Je ne comprends pas, il parait que le film fait un bide, que le public le boude (Et en atteste ma propre séance, un dimanche soir à 20h30, seulement dix jours après sa sortie : Nous étions tout juste cinq dans cette salle) et qu’il se fait copieusement démonté dans la presse. Même la bande-annonce me semble catastrophique. C’est sans doute ça le fond du problème aussi, le film est mal vendu. C’est comme s’il avait été abandonné par ses distributeurs, c’est triste. J’hallucine un peu tant je ne suis pas loin de penser que c’est une merveille, et son plus beau film depuis longtemps – Flight était génial, aussi, j’ai tendance à l’oublier. Et par ailleurs l’évolution du personnage joué par Steve Carrell, sans être similaire, ressemble à celle de Denzel Washington dans Flight, ou à celle de Tom Hanks, dans Seul au monde, puisqu’ils doivent affronter leur purgatoire, leur psychose afin de retrouver le goût de la vie, de la rencontre, être en paix avec eux-mêmes.
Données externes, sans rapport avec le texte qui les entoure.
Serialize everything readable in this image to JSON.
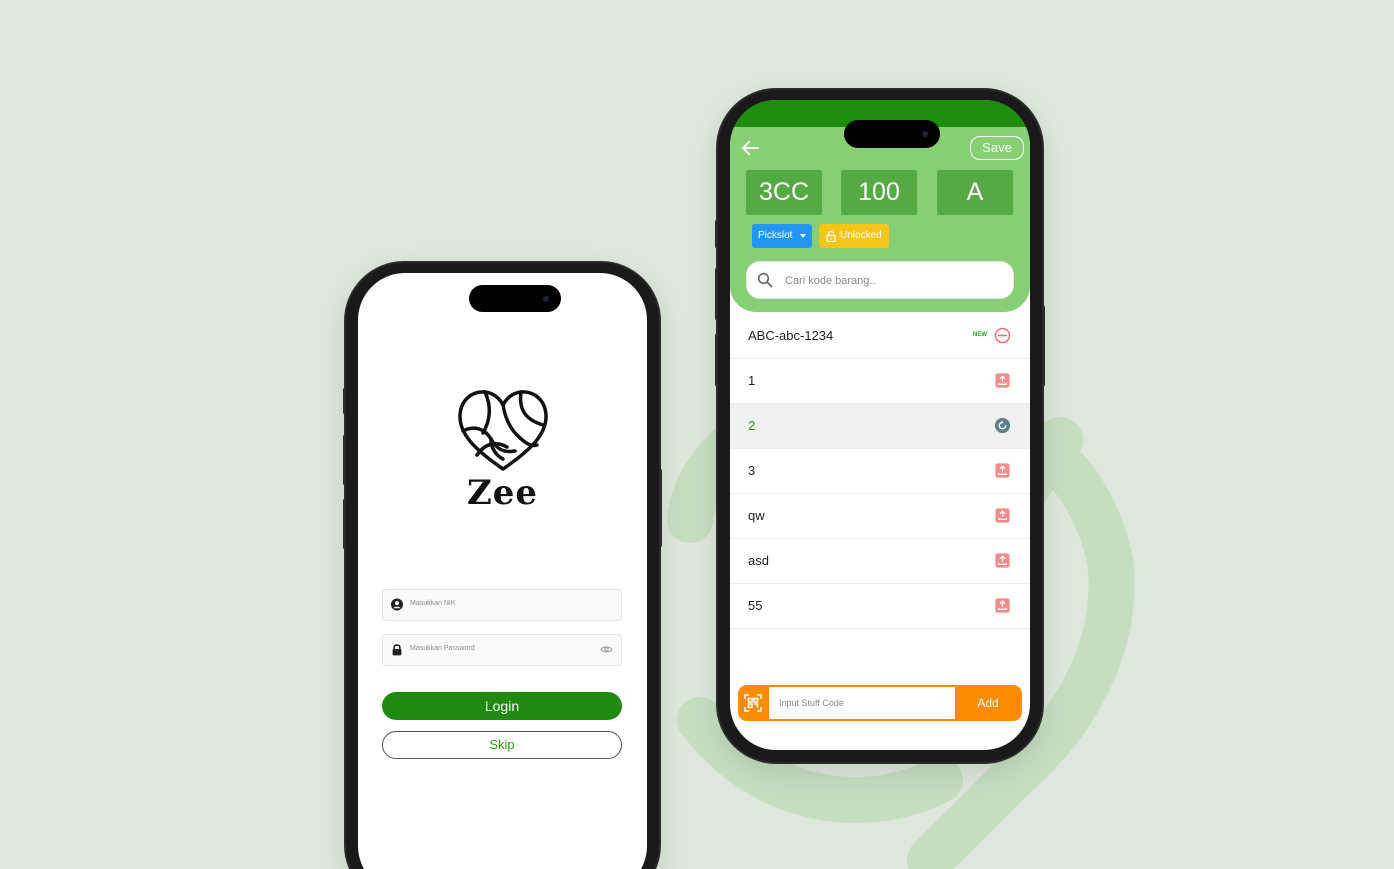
{
  "login": {
    "brand": "Zee",
    "nik_placeholder": "Masukkan NIK",
    "password_placeholder": "Masukkan Password",
    "login_label": "Login",
    "skip_label": "Skip"
  },
  "stock": {
    "save_label": "Save",
    "tiles": [
      "3CC",
      "100",
      "A"
    ],
    "pickslot_label": "Pickslot",
    "lock_status": "Unlocked",
    "search_placeholder": "Cari kode barang..",
    "items": [
      {
        "label": "ABC-abc-1234",
        "badge": "NEW",
        "icon": "remove-circle-icon"
      },
      {
        "label": "1",
        "icon": "upload-tray-icon"
      },
      {
        "label": "2",
        "icon": "refresh-icon",
        "active": true
      },
      {
        "label": "3",
        "icon": "upload-tray-icon"
      },
      {
        "label": "qw",
        "icon": "upload-tray-icon"
      },
      {
        "label": "asd",
        "icon": "upload-tray-icon"
      },
      {
        "label": "55",
        "icon": "upload-tray-icon"
      }
    ],
    "stuff_code_placeholder": "Input Stuff Code",
    "add_label": "Add"
  },
  "colors": {
    "background": "#dde7db",
    "primary_green": "#1f8a0f",
    "header_green": "#86cf74",
    "tile_green": "#55aa44",
    "pickslot_blue": "#2196f3",
    "unlocked_yellow": "#f5c518",
    "add_orange": "#fb8c00",
    "remove_red": "#ef6b6b"
  }
}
Et c’est d’autant plus fort que la thérapie est artistique dans Marwen, ce qui ne manque pas de faire une analogie entre Mark et Robert Zemeckis. Tout sonne Zemeckis là-dedans, aussi bien du point de vue de sa fabrication que dans ses thématiques. Enfin disons que ça pourrait faire l’objet d’un excellent film classique qu’Eastwood aura fait magistralement par exemple, mais pas avec l’utilisation de la performance capture. Le tout, fond et forme, respire Zemeckis et personne d’autre. D’ailleurs le film ira jusque dans l’autocitation comme jamais Zemeckis ne l’avait fait, puisqu’il sera question d’une DeLorean un moment donné.
On pourra toujours penser que la mécanique procédurière et les scènes traumatiques sont un peu lourdes, au même titre que certains personnages, notamment les antagonistes nazis ou bien cette voisine dont l’histoire (on sait simplement qu’elle a perdu un enfant) aurait mérité d’être davantage développée, en effet il me semble que Zemeckis aurait pu se passer de certaines choses pour en déployer d’autres, mais ce n’est jamais vraiment problématique tant le cœur du film, c’est d’abord la dimension queer de son délire tarantinesque et ensuite sa résurrection dans la réalité par l’histoire d’amour, qui rejoue un peu celle de Seul au monde, d’ailleurs, en évacuant son fantasme (la retrouvaille de sa femme pour l’un, épouser sa jolie voisine pour l’autre) pour le déplacer vers un autre, plus inattendu. Il y a une façon de faire confiance aux émotions du spectateur, cette façon d’être persuadé que l’on acceptera tous les parti pris que le film va nous offrir, assez touchante en fin de compte. Enfin bref, c’est fort, c’est super beau, super émouvant, le film réussit à peu près tout alors qu’il est méga casse-gueule.